Having a home fully paid off around the time you retire means only having to cover utilities, maintenance, and property tax, all while enjoying a space of your own. And there are also tax benefits you can reap all the while.
So what can you young adults out there do to try to break into the housing market and start building wealth?
1. Examine Your Cash Flow
First, you need to look at your cash flow. You need to know what your financial situation looks like. How much do you earn? How much are you saving? Are you saving? What is your credit score? There’s simply no way to get going without answering these questions.
The great thing is, talking with a financial lender or financial planner will help you figure out all of these things.
2. Calculate Your Price Range
Second, you’ll need to calculate your price range. You’ll need to be able to figure out how much in interest, property taxes, and insurance you can afford each money, and this means making a budget. And once again your financial lender can actually help you figure this out.
3. Build a Contingency Fund
Third, you should have a contingency fund built up.
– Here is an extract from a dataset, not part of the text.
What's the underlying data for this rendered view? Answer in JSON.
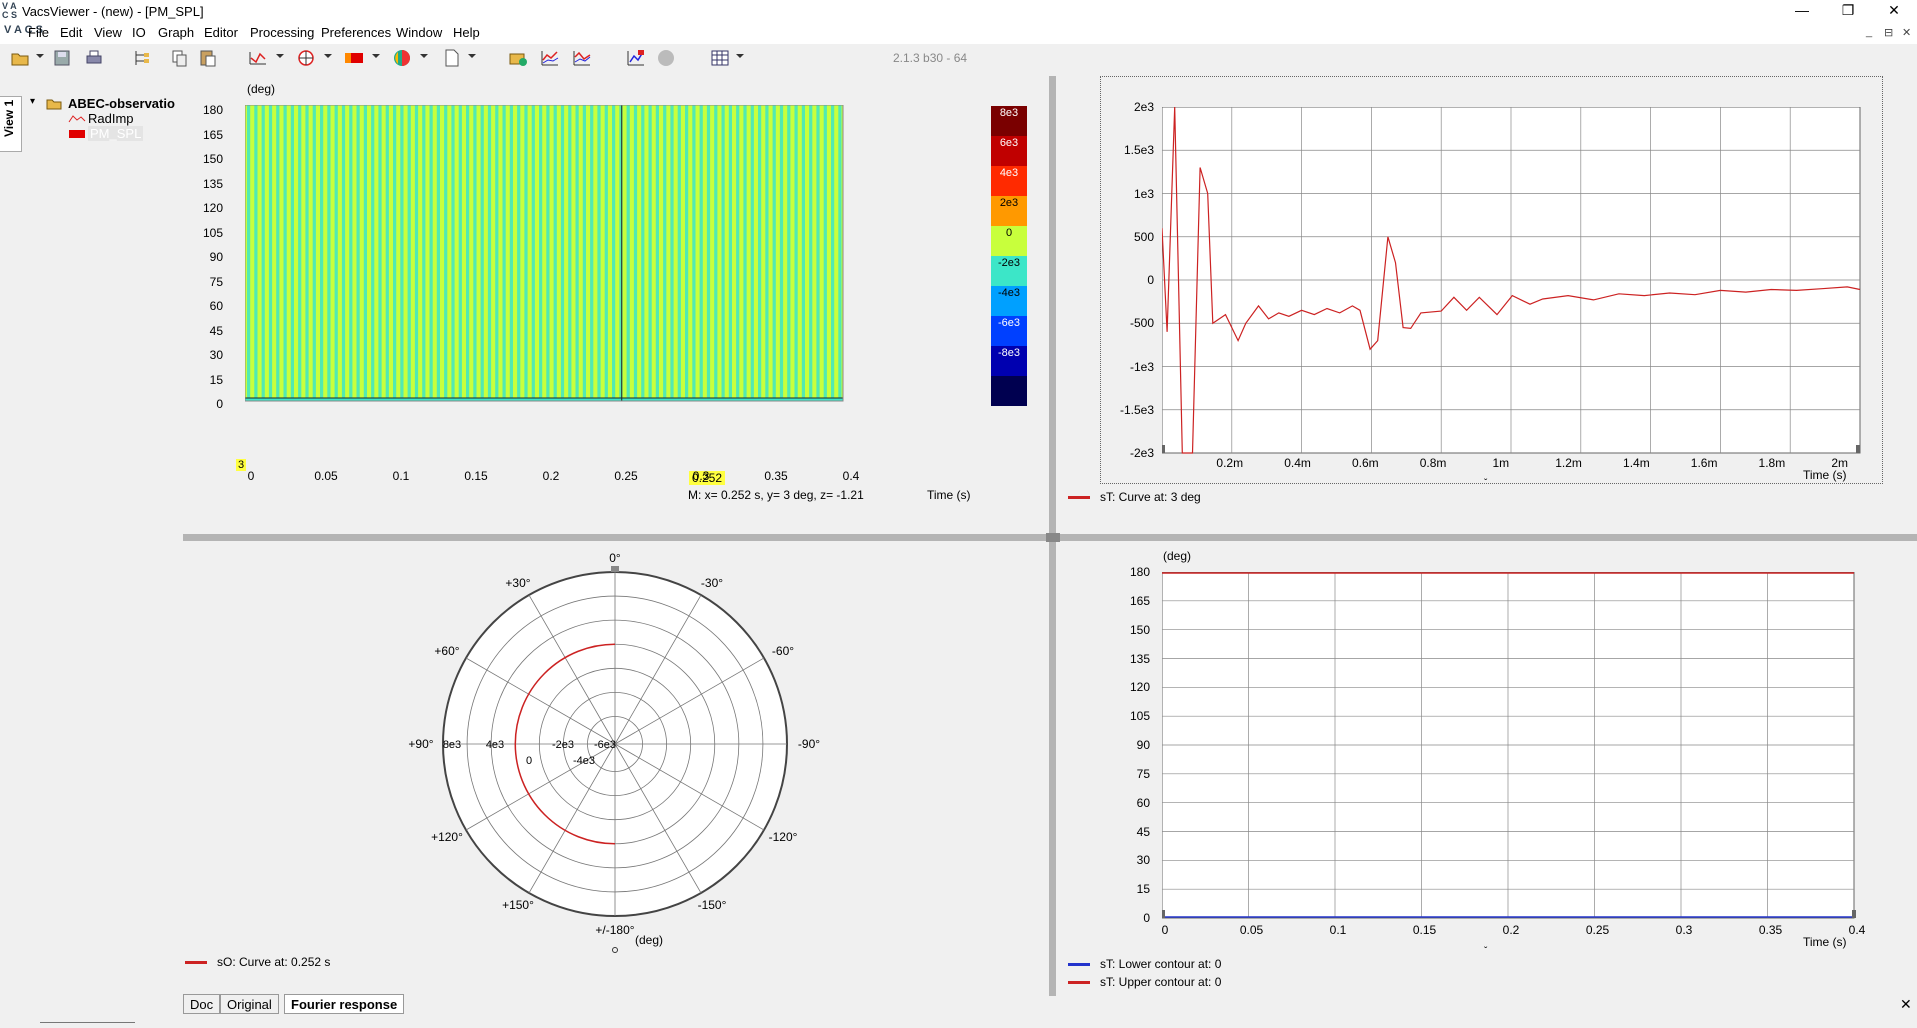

Homes inevitably will have repairs that need to take place. This is why having $5,000-$10,000 in cash in case of emergency repairs is an excellent start.
That isn’t an easy amount of money to save up for somebody who may be recently out of school with a student loan. It can feel ambitious trying to build up your contingency fund. But if the roof starts to leak or appliances break, this will be a lifesaver. Start saving for your contingency fund simultaneously as you save for your down payment.
4. Make a Larger Down Payment (If Possible)
The fourth suggestion is to try to make a larger down payment. When you make a larger down payment you’ll end up paying less interest in the long run.
Before you buy you will need to make a concentrated effort to save as much as possible, because, in the long run, you probably won’t regret making a larger down payment.
5. Don’t Be An Emotional Buyer
Finally, number five you’re going to only make an offer that you’re comfortable with; don’t buy solely based on strong emotions, and never buy out of desperation. If you become emotionally invested in a home you might end up spending more than is actually best for you.
Make sure to crunch numbers, think big picture, and keep an open mind. Your first home might need to be a classic starter home, and there is no shame in that.
Bonus: Teach Your Kids To Be Good With Money
As a bonus side note, parents, I do really feel it’s necessary for you to start teaching your children how to be wise with money starting from a young age.
Encouraging your kids to take on responsibility, to plan for the future, and to have realistic expectations of the world and how it works will give them an immeasurable boost in life.
Someday, your kids will become homeowners themselves. The more you can teach them about the value of hard work, saving, planning and even the basics of investing, the better off you’ll set their course in life.